Objective: Prostaglandins (PGs) are important active lipids synthesized from arachidonic acid with the participation of cyclooxygenases (COXs) and specific prostaglandin synthases. Prostaglandin E2 (PGE2), the most abundant prostaglandin in the kidney, plays a crucial role in renal homeostasis and the pathogenesis of chronic kidney diseases. Augmented PGE2 signaling that may occur in podocytes during increased fluid flow shear stress as observed during glomerular hyperfiltration, results in glomerular filtration barrier (GFB) permeability defects, ultimately leading to albuminuria. The cellular mechanisms that precede podocyte damage are not fully resolved. Here, we deploy a zebrafish model to study the role of PGE2 signaling in glomerulus and its effects on GFB integrity and function. Design and method: To model the outcome of increased PGE2 signaling in podocytes, zebrafish embryos were exposed to 16,16-dimethyl PGE2 (dmPGE2, 125 μM) or DMSO vehicle after the complete formation of GFB, i.e. from 72 hours post fertilization (hpf) to 96 hpf. To probe the PGE2 pathway, embryos were treated with the selective PGE2 receptor (EP) type 2 (EP2) and EP4 antagonists PF04418948 and ONO-AE3-208 or the COX inhibitor indomethacin. Zebrafish embryos of Tg(fabp10a:gc-EGFP) were used to evaluate the functional role of GFB integrity and albuminuria phenotype, while embryos of Tg(wt1b:EGFP) in combination with angiography using BSA-conjugated AlexaFluor555 allowed glomerular morphological analysis.

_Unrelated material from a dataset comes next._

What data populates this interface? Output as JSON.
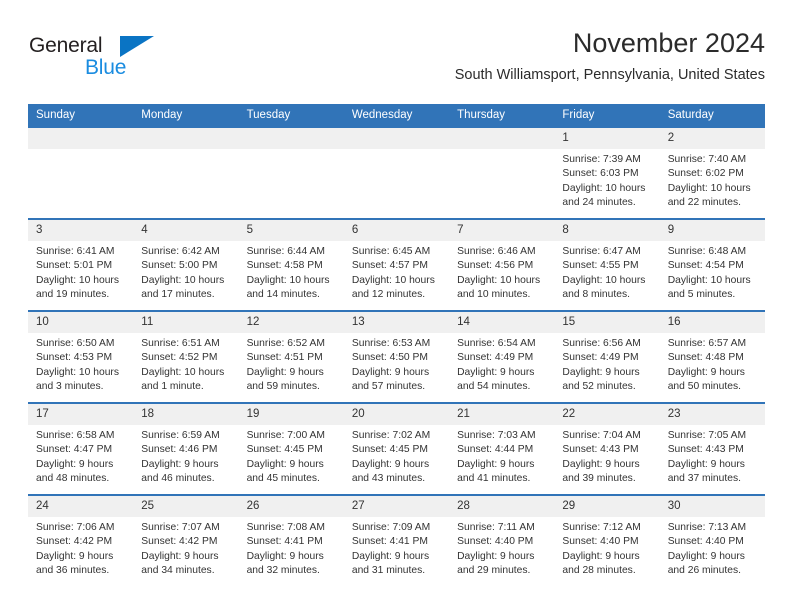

In vivo stereomicroscopy, confocal laser scanning microscopy, and electron microscopy were used to analyze GFB at cellular as well as ultrastructural level. Statistical analysis was performed using GraphPad software. Results: Stimulation with dmPGE2 causes an albuminuria-like phenotype in zebrafish embryos, mimicking the suggested PGE2 effects during glomerular hyperfiltration in rodent models. The albuminuria-like phenotype could be significantly suppressed by the combined and separate inhibition of the EP2 and EP4 receptors as well as by indomethacin treatment. Although the glomerular ultrastructure appeared unaffected, high-resolution confocal imaging showed impaired podocyte intercalation around the glomerular capillaries after dmPGE2 exposure. Importantly, these specific podocyte defects were restored after blockage of EP2 and EP4. Conclusions: Our results support a role of augmented PGE2/EP2/EP4 signaling in the setting of glomerular hyperfiltration and albuminuria.